Entre le 25 et le 29 novembre, un événement majeur pour la protection des civils s’est tenu au Cambodge : la Conférence internationale de révision du Traité d’interdiction des mines antipersonnel. Alors que les délégués de 99 États et des dizaines d’organisations de la société civile convergeaient vers la belle ville de Siem Reap, les États-Unis ont annoncé leur intention de transférer des mines antipersonnel en Ukraine.
La décision a fait l’effet d’un coup de tonnerre. Tous les acteurs présents à la conférence étaient clairement conscients de la gravité de cette décision américaine, qui a entraîné l’utilisation potentielle de mines antipersonnel par un État partie au Traité : l’Ukraine. Chacun a eu le sentiment d’atteindre un tournant dans le respect de ce Traité, véritable pilier du Droit International Humanitaire (DIH), qui a incontestablement prouvé son efficacité dans la protection des civils, en divisant par dix le nombre de victimes de ces armes en 20 années.
Une augmentation des victimes des mines antipersonnel
Quelques jours plus tôt, le rapport de l’Observatoire des mines antipersonnel, rendant compte de la mise en œuvre du Traité, fournissait ces chiffres effrayants : au cours de l’année 2023, le nombre annuel de victimes de mines a augmenté de 22 %, dont 84 % de civils, et de 37 % enfants. En octobre dernier, la Lituanie a décidé de se retirer du traité d’Oslo, qui interdit les bombes à fragmentation, interdites parce qu’elles comptent parmi les plus dangereuses pour les civils.
Ce retrait est une première, et la Finlande, actuellement en pleine discussion sur la possibilité de sortir du traité d’Ottawa, pourrait malheureusement s’en inspirer. Les États-Unis, là encore, ont déjà, depuis 2023, franchi une ligne rouge en organisant à plusieurs reprises des transferts d’armes à sous-munitions vers l’Ukraine.

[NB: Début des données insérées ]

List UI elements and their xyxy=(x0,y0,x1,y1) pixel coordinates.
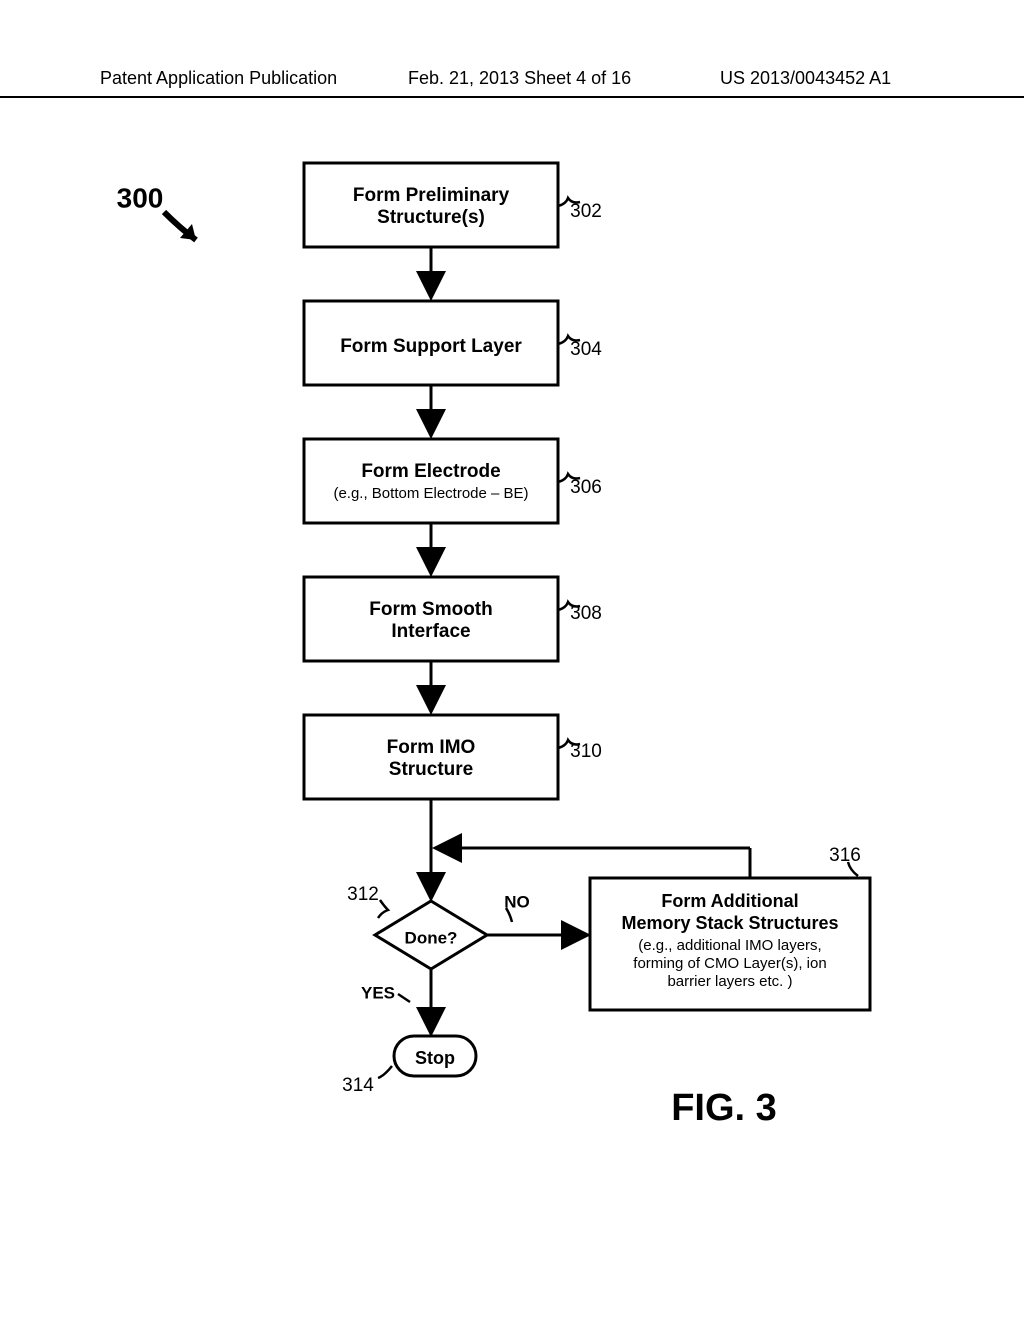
ref-304: 304 xyxy=(570,339,602,360)
box-316-title2: Memory Stack Structures xyxy=(621,913,838,933)
ref-306: 306 xyxy=(570,477,602,498)
box-310-line2: Structure xyxy=(389,759,473,780)
ref-312: 312 xyxy=(347,884,379,905)
ref-302: 302 xyxy=(570,201,602,222)
box-316-sub1: (e.g., additional IMO layers, xyxy=(638,937,821,954)
figure-ref-300: 300 xyxy=(117,182,164,213)
ref-314: 314 xyxy=(342,1075,374,1096)
decision-text: Done? xyxy=(405,928,458,947)
box-316-sub2: forming of CMO Layer(s), ion xyxy=(633,955,826,972)
ref-310: 310 xyxy=(570,741,602,762)
yes-tick xyxy=(398,994,410,1002)
ref-316: 316 xyxy=(829,845,861,866)
box-310-line1: Form IMO xyxy=(387,737,476,758)
figure-caption: FIG. 3 xyxy=(671,1087,777,1129)
box-306-line1: Form Electrode xyxy=(361,461,500,482)
box-306-sub: (e.g., Bottom Electrode – BE) xyxy=(333,485,528,502)
box-302-line1: Form Preliminary xyxy=(353,185,510,206)
box-316-title1: Form Additional xyxy=(661,891,798,911)
stop-text: Stop xyxy=(415,1048,455,1068)
ref-tick-312 xyxy=(378,900,388,918)
box-308-line1: Form Smooth xyxy=(369,599,493,620)
box-302-line2: Structure(s) xyxy=(377,207,485,228)
no-label: NO xyxy=(504,892,530,911)
box-316-sub3: barrier layers etc. ) xyxy=(667,973,792,990)
flowchart-svg: 300 Form Preliminary Structure(s) 302 Fo… xyxy=(0,0,1024,1320)
yes-label: YES xyxy=(361,983,395,1002)
box-308-line2: Interface xyxy=(391,621,470,642)
box-304-line1: Form Support Layer xyxy=(340,336,522,357)
ref-308: 308 xyxy=(570,603,602,624)
ref-tick-314 xyxy=(378,1066,392,1078)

Vers une érosion des normes
On ne peut ignorer que ces décisions interviennent dans un contexte où la Russie, non partie à ces deux traités, utilise de manière intensive des bombes à fragmentation et des mines antipersonnel en Ukraine.
Alors que les conflits armés se multiplient (120 conflits dans le monde en 2024 selon le CICR, un record), l’impératif de sécurité nationale est trop souvent érigé en justification de toutes les violations. On assiste à la tentation d’oublier ce qui faisait jusqu’alors consensus : les conséquences désastreuses et disproportionnées des mines antipersonnel et des bombes à fragmentation sur les civils, largement documentées depuis une trentaine d’années, de vastes territoires contaminés devenant un danger pour les populations, des décennies après les combats.
Le droit international humanitaire (DIH), dont les piliers fondamentaux, hérités des atrocités de la Seconde Guerre mondiale, structurent les relations entre États depuis 70 ans, est aujourd’hui attaqué. L’usage intensif d’armes explosives ciblant les zones urbaines, les attaques contre les hôpitaux et les travailleurs humanitaires et les obstacles à l’aide humanitaire semblent devenir une routine macabre à Gaza, au Liban, en Ukraine et même au Soudan. Ces pratiques sont en contradiction flagrante avec les principes du DIH, qui impose de prendre toutes les précautions pour protéger les civils lors d’attaques.
Respect du droit international
Les choix que font nos représentants politiques sont décisifs pour l’avenir du respect des normes du droit international. Nous les exhortons à condamner sans équivoque toute violation, par quelque acteur que ce soit, en toutes circonstances, et à veiller à ce que les responsables soient punis. Les règles qui régissent les conflits armés et les engagements pris dans les traités doivent être respectés et promus par les États et les forces armées.
Mis à l’épreuve dans le contexte actuel, le DIH reste le levier le plus efficace dont nous disposons pour préserver une partie de l’humanité, y compris au cœur des conflits. Il ne faut pas se résigner à son affaiblissement. Les populations civiles seraient les premières victimes, tout comme les perspectives pour les générations futures de vivre dans un monde en paix.
En tant qu’organisation humanitaire engagée auprès des communautés touchées par la guerre, nous n’avons d’autre choix que de tout mettre en œuvre pour garantir que ces normes soient préservées et respectées. C’est ce que nous avons fait à Siem Reap. Le deuxième jour de la Conférence, les États ont été accueillis par des militants contre les mines antipersonnel alignés dans une rangée de protestations silencieuses – un moment remarquable qui a suscité de nombreuses réactions parmi les délégués. Notre objectif : un engagement sans équivoque de la part des États parties et un respect inconditionnel des principes du Traité. Le texte adopté à l’issue de la conférence reflète le succès de notre mobilisation. Jusqu’à la prochaine fois.